Metadata, Effort and Scope

I keep on harping on about how metadata management is time intensive, and the importance of standards.

Users keep on harping on about wanting access to all our data, and our funders keep wanting to cut our funding because “surely we can automate all that stuff now”.

I’ve written elsewhere about information requirements, this is more a set of generic thoughts.

So here are some rules of thumb, ‘even with a great information infrastructure, about information projects:

If you need to code up something to handle a datastream, you might be able to handle o(10) instances per year.
If you have to do something o(hundreds of times), it’s possible provided each instance can be done quickly (at most a few hours).
o(thousands) are feasible with a modicum of automation (and each instance of automation falls into the first category), and
o(tens of thousands and bigger) are highly unlikely without both automation and no requirement for human involvement.

What about processes (as opposed to projects):

In the UK 220 working days a year is about standard. Let’s remove about 20 days for courses, staff meetings etc … so that leaves about 200 days or, for a working day of 7.5 hours, a working year of about 1500 hours.

So a job that takes a few hours per item can only be done a few hundred times a year. A case in point: in the last year 260 standard names were added to the CF conventions. One person (Alison Pamment) read every definition, checked sources, sent emails for revision of name and definition etc. Alison works half time, so she only had 750’ish hours for this job, so I reckon she had a pretty good throughput; averaging roughly three hours per standard name.

Now that job is carried out by NCAS/BADC for the global community, and the reasonable expectation is that names that are proposed have been through some sort of design, definition, and internal/community vetting process before even getting to CF.

So, from a BADC point of view, we have to go through every datastream, identify all the parameters, compare with the CF definitions, and propose new names etc as necessary. If all our data hand standard names, we’d be able to expoit that effort to produce lovely interfaces where people could find all the data we hold without much effort, if they only cared about the parameter that was measured. But they don’t. Unfortunately for us (workload), and fortunately for science, people do care about how things are measured (and/or predicted). So the standard names are the the thin end of the wedge. We also have to worry about all the rest of the metadata: the instruments, activities, data production tools, observation stations etc (the MOLES entities).

As a backwards looking project: Last year, we think we might have ingested about 20 milliion files. Give or take. Not all of which are marked up with CF standard names, and nearly none (statistically) were associated with MOLES entities. Truthfully we don’t know how much data we have for which our metadata is inadequate (chickens and eggs). As always, we were under-resourced for getting all that information at the time.

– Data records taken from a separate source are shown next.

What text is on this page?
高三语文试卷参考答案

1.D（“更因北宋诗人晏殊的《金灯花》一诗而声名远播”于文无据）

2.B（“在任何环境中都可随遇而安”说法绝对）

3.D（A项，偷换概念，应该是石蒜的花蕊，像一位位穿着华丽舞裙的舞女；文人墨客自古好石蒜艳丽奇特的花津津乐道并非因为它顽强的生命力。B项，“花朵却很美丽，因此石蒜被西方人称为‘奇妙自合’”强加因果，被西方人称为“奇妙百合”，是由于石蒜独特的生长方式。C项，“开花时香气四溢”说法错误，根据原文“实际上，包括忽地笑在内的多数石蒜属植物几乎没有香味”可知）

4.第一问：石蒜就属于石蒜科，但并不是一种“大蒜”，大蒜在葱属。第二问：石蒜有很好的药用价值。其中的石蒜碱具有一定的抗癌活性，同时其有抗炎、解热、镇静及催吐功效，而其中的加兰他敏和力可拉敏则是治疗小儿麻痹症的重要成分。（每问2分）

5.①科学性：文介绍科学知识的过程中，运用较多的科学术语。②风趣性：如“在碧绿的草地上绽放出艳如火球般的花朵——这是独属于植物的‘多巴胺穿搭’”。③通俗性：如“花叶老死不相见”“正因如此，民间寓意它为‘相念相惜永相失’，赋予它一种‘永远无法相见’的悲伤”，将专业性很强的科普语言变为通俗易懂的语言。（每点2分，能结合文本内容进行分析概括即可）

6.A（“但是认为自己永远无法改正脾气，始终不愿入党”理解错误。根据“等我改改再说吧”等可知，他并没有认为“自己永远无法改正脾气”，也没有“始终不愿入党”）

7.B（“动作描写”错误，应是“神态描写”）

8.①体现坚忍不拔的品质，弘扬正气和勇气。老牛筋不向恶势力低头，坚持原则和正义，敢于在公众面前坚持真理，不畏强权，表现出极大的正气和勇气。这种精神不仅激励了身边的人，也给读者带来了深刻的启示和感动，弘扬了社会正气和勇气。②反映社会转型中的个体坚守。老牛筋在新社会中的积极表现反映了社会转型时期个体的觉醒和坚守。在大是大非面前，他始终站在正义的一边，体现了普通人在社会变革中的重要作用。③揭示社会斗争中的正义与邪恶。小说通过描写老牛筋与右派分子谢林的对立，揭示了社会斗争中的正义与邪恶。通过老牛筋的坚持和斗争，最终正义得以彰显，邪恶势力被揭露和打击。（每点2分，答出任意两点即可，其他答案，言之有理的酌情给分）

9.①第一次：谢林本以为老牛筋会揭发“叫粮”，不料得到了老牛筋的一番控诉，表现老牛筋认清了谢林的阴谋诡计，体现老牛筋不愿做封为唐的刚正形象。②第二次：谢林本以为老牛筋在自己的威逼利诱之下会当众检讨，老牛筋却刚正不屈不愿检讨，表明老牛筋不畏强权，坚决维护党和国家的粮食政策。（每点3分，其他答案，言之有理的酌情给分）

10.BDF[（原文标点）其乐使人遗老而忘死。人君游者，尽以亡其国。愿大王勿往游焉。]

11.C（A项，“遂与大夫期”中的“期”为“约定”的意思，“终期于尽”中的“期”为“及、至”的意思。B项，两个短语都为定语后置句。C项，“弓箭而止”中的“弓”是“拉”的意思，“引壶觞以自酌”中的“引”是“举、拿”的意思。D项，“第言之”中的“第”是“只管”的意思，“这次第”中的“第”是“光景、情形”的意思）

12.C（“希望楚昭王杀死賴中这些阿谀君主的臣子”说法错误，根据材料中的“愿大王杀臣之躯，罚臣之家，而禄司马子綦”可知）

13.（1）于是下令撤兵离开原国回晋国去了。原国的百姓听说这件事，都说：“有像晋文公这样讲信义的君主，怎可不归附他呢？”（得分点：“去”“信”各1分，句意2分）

My rule of thumb says our only hope of working it out and doing our job properly by getting the information is that we need to identify a few dozen datastreams (at most), and then automate some way of finding out what the appropriate entities and parameters were. If it’s manual we’re stuffed, Sam has another rule of thumb: if something has to be done (as a backwards project, rather than as a forward process) more than a thousand times, unless it’s trivial it wont get done, even with unlimited time, because it’s untenable for one human to do such a thing, and we don’t have enough staff to share it out.

Fortunately, for a domain expert, some of these mappings are trivial. But some wont be, and even distinguishing between them is an issue …

Still, I genuinely believe we can get this right going forward, and do it right for some of our data going backwards. Do I believe non-domain experts could do this at all? No I don’t. So where does that leave the UKRDS which, at least on the face of it, has grandiose aims for all research data? (As the intellectual inheritor of the UKDA, I’m all in favour of it, as a project for all research data, forget it!)